Cada tipo de endocitose apresenta interacções entre proteínas diferentes, capazes de

se associar a domínios distintos dependendo da via endocítica. Para que a endocitose rápida e

a lenta ocorram de maneira correcta é necessária pelo menos a existência de sinaptofisina e

de calmodulina que ajudam a recrutar as proteínas necessárias para estes processos e modular

de modo eficaz os mesmos.

A exocitose é controlada e regulada por toda uma maquinaria celular proteica, sendo

os seus componentes fundamentais as proteínas SNARE, o ATPase NSF, a sinaptotagmina, as

proteínas Rab, o complexo exocisto entre muitos outros factores, como complexinas, VAP33 e

as sinaptofisinas.

O processo de kiss and run, que se trata numa primeira fase de uma exocitose até ao

instante da fusão da vesícula (kiss) e que rapidamente se torna numa endocitose no momento

da fissão (run), processo activado durante uma estimulação rápida e/ou no caso da existência

de poucas vesículas carregadas, é importante para manter a estrutura funcional dos terminais

sinápticos recuperando vesículas que não se fundiram totalmente com a membrana.

Altamente regulado, apresenta-se como uma forma eficaz e mais económica de exocitose e

endocitose havendo vantagens como poupança de recursos tanto de maquinaria proteica

como de componentes vesiculares e também uma maior taxa de retorno de vesículas.

Foi possível concluir a existência de um papel regulador por parte do cálcio sobre os

processos endocíticos tendo-se verificado um efeito de retroacção negativa por parte do

mesmo uma vez que é observada uma diminuição da taxa de recuperação de vesículas com o

aumento dos níveis de cálcio intracelular.

Nos processos exocíticos observa-se uma dependência não linear entre estes e as

concentrações de cálcio.
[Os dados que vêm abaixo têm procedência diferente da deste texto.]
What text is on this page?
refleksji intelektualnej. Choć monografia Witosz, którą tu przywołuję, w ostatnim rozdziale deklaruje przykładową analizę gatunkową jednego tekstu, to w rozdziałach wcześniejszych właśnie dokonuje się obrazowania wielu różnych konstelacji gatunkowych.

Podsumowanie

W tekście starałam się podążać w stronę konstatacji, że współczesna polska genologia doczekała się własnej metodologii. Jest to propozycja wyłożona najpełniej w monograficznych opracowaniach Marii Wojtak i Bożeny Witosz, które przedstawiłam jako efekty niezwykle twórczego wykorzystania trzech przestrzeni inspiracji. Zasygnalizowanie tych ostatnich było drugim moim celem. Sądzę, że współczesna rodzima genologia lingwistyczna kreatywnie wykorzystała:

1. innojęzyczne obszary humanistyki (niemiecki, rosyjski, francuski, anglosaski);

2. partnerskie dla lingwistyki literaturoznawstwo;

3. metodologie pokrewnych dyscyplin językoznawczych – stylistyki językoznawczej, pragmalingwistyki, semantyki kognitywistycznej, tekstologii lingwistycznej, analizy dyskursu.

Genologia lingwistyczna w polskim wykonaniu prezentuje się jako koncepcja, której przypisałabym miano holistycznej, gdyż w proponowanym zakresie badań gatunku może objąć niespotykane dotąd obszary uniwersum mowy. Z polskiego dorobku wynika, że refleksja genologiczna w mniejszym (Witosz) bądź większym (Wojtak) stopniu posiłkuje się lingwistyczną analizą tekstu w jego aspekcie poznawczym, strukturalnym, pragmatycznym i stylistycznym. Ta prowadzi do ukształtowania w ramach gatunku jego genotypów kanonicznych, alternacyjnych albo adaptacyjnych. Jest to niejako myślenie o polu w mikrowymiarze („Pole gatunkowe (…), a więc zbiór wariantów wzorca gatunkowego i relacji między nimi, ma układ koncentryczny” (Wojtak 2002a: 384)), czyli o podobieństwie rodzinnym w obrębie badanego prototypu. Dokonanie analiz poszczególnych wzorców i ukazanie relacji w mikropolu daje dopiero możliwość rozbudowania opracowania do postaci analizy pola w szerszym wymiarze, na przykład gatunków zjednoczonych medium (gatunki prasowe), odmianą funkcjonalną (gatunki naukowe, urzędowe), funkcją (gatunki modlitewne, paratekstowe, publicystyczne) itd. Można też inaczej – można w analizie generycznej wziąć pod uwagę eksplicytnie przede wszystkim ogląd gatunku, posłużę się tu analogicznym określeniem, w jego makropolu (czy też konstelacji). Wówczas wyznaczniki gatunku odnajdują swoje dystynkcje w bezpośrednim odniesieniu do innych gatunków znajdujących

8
Observou-se ainda a existência de microdomínios onde se verifica um

aumento da concentração pré-sináptica de cálcio.

Relativamente à probabilidade de fusão das vesículas, após influxo de Ca2+ ocorre um

aumento abrupto nos 200 µs voltando a valores mais baixos passado 1 ms. A libertação de

neurotransmissores, regulada por cálcio, é extremamente rápida e precisa, ao contrário de

muitos outros processos de tráfego de membrana. Esta baixo tempo de resposta permite

assegurar a fidelidade temporal da transmissão sináptica.